Économie. Neuves ou d’occasion, pourquoi les Français n'achètent plus de voitures ?

L’envolée post-covid des ventes de voitures d’occasion, concomitante à une pénurie de pièces pour les voitures neuves, semble aujourd’hui bien loin. Après les ventes de véhicules neufs, celles de seconde main marquent aussi le pas. Au mois de juillet, le nombre de re-immatriculations est sensiblement inférieur au demi-million d’unités (489 465) et en baisse de 4 % par rapport au même mois de l’année dernière. Le tout après un mois de juin déjà inquiétant avec une baisse de 4,8 %
Sur les sept premiers mois de l’année, le bilan est à peine plus réjouissant avec un décompte tout juste positif (+ 0,1 %). Car, à y regarder de plus près, les ventes des véhicules très jeunes, d’un an ou moins, s’écroulent de 20,2 %, et celles des véhicules de deux à cinq ans de 13,2 %. C’est à la vente de véhicules anciens de 16 ans et plus, en croissance de 10,9 %, que le marché de l’occasion doit son équilibre.
Comment expliquer que tout le secteur automobile soit dans une telle impasse, à tel point que l’on puisse craindre une morosité structurelle ? La première raison étant une inflation, de l’ordre de 25 % ces dix dernières années, que les potentiels acheteurs n’arrivent tout simplement plus à suivre. « Quand vous regardez le prix d’une Clio, il y a dix ans, ça valait 15 000 €. Aujourd’hui, c’est 25 000 €. Les salaires n’ont pas suivi cette hausse. Ça explique pourquoi l’âge moyen du parc automobile français est de onze ou douze ans, alors qu’il était de huit ans, il y a une quinzaine d’années. On a probablement touché une sorte de plancher », argue Gaëtan Toulemonde, analyste du marché de l’automobile.

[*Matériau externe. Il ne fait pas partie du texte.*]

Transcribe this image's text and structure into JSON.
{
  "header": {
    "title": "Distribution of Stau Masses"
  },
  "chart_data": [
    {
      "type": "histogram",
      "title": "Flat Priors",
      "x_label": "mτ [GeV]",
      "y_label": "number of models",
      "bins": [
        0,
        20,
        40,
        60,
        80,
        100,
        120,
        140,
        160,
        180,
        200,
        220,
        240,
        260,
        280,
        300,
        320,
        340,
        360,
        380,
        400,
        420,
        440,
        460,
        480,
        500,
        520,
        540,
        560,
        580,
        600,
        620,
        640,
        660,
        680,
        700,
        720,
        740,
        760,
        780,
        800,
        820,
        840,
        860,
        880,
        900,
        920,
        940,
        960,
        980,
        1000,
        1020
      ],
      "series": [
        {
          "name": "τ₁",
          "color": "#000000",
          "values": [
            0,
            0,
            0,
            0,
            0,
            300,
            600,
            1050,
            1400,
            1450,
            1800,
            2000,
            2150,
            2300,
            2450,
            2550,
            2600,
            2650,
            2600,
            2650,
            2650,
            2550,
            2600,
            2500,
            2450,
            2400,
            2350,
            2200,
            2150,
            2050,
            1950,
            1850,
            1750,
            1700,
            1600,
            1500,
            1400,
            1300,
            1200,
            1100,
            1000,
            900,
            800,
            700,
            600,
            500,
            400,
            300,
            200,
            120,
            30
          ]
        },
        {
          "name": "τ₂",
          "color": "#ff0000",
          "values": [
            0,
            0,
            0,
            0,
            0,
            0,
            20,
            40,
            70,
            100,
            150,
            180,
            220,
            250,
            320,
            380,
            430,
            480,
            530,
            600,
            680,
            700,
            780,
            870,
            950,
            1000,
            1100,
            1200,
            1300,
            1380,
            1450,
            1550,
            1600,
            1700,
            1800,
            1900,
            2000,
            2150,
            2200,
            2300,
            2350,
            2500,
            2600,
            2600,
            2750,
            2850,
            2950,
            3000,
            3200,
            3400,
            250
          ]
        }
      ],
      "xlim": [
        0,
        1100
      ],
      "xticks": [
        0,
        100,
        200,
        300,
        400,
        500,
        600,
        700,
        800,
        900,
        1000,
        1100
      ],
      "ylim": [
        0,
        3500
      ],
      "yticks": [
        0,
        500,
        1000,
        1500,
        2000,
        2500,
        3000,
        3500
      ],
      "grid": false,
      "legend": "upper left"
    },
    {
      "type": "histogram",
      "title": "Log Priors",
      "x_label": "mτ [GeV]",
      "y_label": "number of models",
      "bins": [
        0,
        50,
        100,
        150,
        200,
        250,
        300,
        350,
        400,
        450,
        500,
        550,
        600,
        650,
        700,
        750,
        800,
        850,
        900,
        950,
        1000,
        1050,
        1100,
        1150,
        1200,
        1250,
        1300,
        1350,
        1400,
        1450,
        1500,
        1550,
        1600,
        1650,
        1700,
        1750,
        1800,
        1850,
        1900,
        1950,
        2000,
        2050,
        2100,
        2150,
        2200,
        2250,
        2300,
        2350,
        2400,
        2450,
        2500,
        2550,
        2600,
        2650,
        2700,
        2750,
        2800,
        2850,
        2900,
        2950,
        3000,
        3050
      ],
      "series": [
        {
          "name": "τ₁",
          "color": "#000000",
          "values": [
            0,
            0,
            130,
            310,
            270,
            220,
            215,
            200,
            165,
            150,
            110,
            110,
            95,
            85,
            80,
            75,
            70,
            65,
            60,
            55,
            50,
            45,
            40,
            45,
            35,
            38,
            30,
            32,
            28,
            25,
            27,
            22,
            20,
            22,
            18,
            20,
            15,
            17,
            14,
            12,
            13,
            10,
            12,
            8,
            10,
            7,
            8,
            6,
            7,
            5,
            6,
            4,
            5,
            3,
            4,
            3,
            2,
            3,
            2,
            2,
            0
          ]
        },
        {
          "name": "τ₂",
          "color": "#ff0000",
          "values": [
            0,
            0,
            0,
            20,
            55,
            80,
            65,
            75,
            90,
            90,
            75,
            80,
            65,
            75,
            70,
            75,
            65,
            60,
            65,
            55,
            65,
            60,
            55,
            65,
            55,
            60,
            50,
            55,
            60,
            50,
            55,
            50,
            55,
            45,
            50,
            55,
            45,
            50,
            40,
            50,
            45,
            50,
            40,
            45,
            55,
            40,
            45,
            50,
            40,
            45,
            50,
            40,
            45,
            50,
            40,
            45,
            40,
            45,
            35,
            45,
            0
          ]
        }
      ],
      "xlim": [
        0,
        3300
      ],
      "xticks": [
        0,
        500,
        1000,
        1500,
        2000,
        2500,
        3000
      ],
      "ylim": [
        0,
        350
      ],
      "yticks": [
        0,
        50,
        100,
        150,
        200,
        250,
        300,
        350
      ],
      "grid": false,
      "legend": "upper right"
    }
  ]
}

« On a des prix de vente qui sont élevés et qui sortent du marché nombre d’automobilistes qui n’ont, soit pas les moyens, soit qui ont les moyens mais ne veulent pas mettre autant d’argent dans une voiture », constate également l’économiste Flavien Neuvy. « Des arbitrages sont faits par les consommateurs ». Les prix de vente résultent d’ailleurs, eux aussi, d’arbitrages… des constructeurs. « La pénurie des semi-conducteurs a fait que les constructeurs ont privilégié les modèles qui margeaient le plus au détriment de ceux qui margeaient le moins, donc les véhicules les plus chers », nous explique Gaëtan Toulemonde. « Or, il y a une règle de trois assez simple : à chaque fois que les prix augmentent de 1 %, les volumes baissent de 1 %. »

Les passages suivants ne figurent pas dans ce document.